Here are seven of our favorites available online — one for each decade of the A.J. period (i.e., After Jimi).

 

7. “The Star Spangled Banner”/Woodstock Music and Arts Festival/Aug. 18, 1969

Forty-plus years later, this has turned into a July 4 staple. It’s been covered (or at least had its most famous passages alluded to) by nearly every guitar shredder who’s ever walked the earth. Which makes it easy to forget how revolutionary and controversial this rendition of the national anthem was at the time. The way Jimi deconstructs and reconstructs the song–like some avant-garde jazz player–displayed not only his vast music vocabulary, but his own complicated thoughts about his country, dating back to his time in the Army as a teenager.

6. “Spanish Castle Magic”/Atlanta Pop Festival/July 4, 1970

Speaking of July 4, this performance came at a largely forgotten festival that still drew several hundred thousand fans. And it delivered one of the definitive versions of this song, among Hendrix’s hardest rocking tracks. (Note: The video picks up part way into the song, but is still well worth watching.)

5. “Hear My Train A-Comin'”/Berkeley Community Theater/May 30, 1970

Before getting an official release, this show was one of the most widely bootlegged Hendrix concerts out there, due in no small part to this lengthy excursion into the blues and back again.

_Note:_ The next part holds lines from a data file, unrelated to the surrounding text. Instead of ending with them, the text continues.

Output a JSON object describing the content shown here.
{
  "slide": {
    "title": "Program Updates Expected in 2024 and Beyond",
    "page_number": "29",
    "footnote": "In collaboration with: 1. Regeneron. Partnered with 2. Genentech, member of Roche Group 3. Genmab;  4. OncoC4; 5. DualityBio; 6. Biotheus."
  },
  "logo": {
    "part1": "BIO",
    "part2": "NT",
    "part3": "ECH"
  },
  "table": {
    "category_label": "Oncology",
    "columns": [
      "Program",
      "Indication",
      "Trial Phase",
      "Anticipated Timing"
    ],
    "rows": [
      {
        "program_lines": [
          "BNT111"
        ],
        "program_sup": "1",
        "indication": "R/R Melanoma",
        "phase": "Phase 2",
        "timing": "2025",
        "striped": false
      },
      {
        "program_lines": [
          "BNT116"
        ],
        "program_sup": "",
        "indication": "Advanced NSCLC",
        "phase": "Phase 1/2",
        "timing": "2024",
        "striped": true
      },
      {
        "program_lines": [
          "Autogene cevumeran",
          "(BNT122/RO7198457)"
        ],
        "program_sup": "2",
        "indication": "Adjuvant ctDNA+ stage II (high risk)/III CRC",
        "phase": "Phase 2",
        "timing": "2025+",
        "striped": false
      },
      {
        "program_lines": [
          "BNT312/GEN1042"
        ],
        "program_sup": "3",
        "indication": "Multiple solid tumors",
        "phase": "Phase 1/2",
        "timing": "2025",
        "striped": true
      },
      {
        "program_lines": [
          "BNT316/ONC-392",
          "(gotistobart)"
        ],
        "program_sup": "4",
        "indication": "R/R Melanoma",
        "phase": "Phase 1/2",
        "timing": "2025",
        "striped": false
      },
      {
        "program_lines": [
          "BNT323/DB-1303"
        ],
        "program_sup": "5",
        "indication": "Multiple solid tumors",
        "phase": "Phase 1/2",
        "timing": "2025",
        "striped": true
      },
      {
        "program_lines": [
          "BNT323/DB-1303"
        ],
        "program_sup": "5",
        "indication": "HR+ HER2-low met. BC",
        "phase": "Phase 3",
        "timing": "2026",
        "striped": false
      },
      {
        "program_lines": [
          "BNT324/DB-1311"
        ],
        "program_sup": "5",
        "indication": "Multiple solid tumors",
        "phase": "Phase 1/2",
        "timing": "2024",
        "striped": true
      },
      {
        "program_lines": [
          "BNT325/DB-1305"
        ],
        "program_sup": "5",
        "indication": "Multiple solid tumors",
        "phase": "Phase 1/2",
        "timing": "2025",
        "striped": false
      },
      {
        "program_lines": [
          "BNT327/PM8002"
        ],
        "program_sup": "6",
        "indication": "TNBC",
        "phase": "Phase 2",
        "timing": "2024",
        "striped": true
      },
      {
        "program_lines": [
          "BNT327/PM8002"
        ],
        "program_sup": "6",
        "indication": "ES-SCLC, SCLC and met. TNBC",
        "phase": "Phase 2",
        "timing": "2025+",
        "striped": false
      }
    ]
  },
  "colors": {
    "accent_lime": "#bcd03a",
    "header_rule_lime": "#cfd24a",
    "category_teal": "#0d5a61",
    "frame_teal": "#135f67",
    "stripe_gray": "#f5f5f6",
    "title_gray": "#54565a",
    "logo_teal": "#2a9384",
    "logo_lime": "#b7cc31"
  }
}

4. “Hey Joe”/Winterland/Oct. 12, 1968

For many years, this was one of the only official live Hendrix releases available (and arguably the best). It’s recently been rereleased as a four-disc box set culled from six shows over three nights in October 1968. The high point could be this magnificent version of “Hey Joe.” The pristine soundboard quality recording doesn’t hurt, either.

3. “Voodoo Child (Slight Return)”/Rainbow Bridge/July 30, 1970

Another perennially popular Hendrix tune to cover, this spine-tingler was culled from the Rainbow Bridge Concert, a free performance Jimi gave amidst a meditation cult in Hawaii, to be used for a movie of the same name. Apart from the great performance, this is some of the best video quality you can find of Hendrix in his final year. Bonus: Hawaiian hippies!

2. “Machine Gun”/Fillmore East/Jan. 1, 1970

The definitive reading of Hendrix’s anti-war/pro-soldier opus took place at the New Year’s Eve show that would later be released as the Band of Gypsys album, since he had shed the Experience of Noel Redding and Mitch Mitchell in favor of Buddy Miles and Billy Cox. Pay attention to the solo that starts at 4:24. It’s a master class in allowing technique and emotion to ride side by side.

1. “Killing Floor”/Monterey Pop Festival/June 18, 1967

By now, the backstory is legend. Behind the scenes, Hendrix and The Who debated over who would follow whom, in part because they both planned instrument-destroying finales. After losing a coin toss, Hendrix promised to pull out all the stops. And that he did, not only by famously setting his Stratocaster on fire at the end, but through the jaw-dropping rhythm playing that begins his opener, a hopped-up take on the blues standard.